In der Vergangenheit überlegte ich immer wieder, ob man meine Arbeiten in irgendeiner Form auf eine Tasche drucken könnte. Die farbenfrohen und „etwas anderen“ Motive eignen sich prima, um Gebrauchsgegenstände des Alltags zu verzieren. Vor gut zweieinhalb Jahren hatte ich die erste Tasche bei Cays im Internet bestellt. Cays bietet die Möglichkeit ein Motiv hochzuladen und die Tasche wirklich individuell zu gestalten. Nicht nur die Klappe sondern alle Seiten der Tasche können nach eigenem Gusto zusammengestellt werden, wenn man eine Vorlage gestaltet. Vor knapp zwei Wochen habe ich dann einen weiteren Testkauf getätigt, diesmal bei Berlinbag, ebenfalls per Internetbestellung. Nun dachte ich wäre es an der Zeit, diese beiden Taschen einmal direkt zu vergleichen.

Der Produktvergleich

Zunächst einmal möchte ich sagen, dass dieser Produktvergleich meine rein subjektive Meinung widerspiegelt und auf meinen persönlichen Erfahrungen mit den Taschen beruht.

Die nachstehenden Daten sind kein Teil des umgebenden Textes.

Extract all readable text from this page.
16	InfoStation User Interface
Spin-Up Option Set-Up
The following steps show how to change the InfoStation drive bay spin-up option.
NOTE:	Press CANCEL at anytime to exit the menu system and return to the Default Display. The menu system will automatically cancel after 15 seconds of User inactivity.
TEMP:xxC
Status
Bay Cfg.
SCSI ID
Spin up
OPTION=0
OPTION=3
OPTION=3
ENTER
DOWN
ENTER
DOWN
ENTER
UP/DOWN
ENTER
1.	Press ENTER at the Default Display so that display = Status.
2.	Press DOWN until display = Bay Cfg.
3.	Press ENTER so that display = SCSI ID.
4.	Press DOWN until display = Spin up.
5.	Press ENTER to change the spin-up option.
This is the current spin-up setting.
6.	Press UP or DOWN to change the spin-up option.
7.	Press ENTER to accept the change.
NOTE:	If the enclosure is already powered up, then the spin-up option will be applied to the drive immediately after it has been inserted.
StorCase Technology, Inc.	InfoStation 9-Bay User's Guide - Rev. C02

Cays Tasche mit Roaring Deer

cays

Berlinbag mit Rosen

berlinbag

Der erste Eindruck

Die Berlinbag ist auf den ersten Eindruck sehr viel wertiger als die Cays Tasche. Das hat mit mehreren Faktoren zu tun und macht sich über die Summe der Unterschiede fest. Am auffälligsten ist allerdings der Unterschied im Druck und im Material.

Der Druck

Der Druck der Berlinbag ist sehr brilliant und wenig pixelig. Die Motive sind sehr unterschiedlich, aber die Rosen springen einem direkt ins Auge. Der Hirsch auf der Cays Tasche war von Anfang an immer leicht blass und sehr pixelig. Ohne Frage kommt die Berlinbag attraktiver rüber.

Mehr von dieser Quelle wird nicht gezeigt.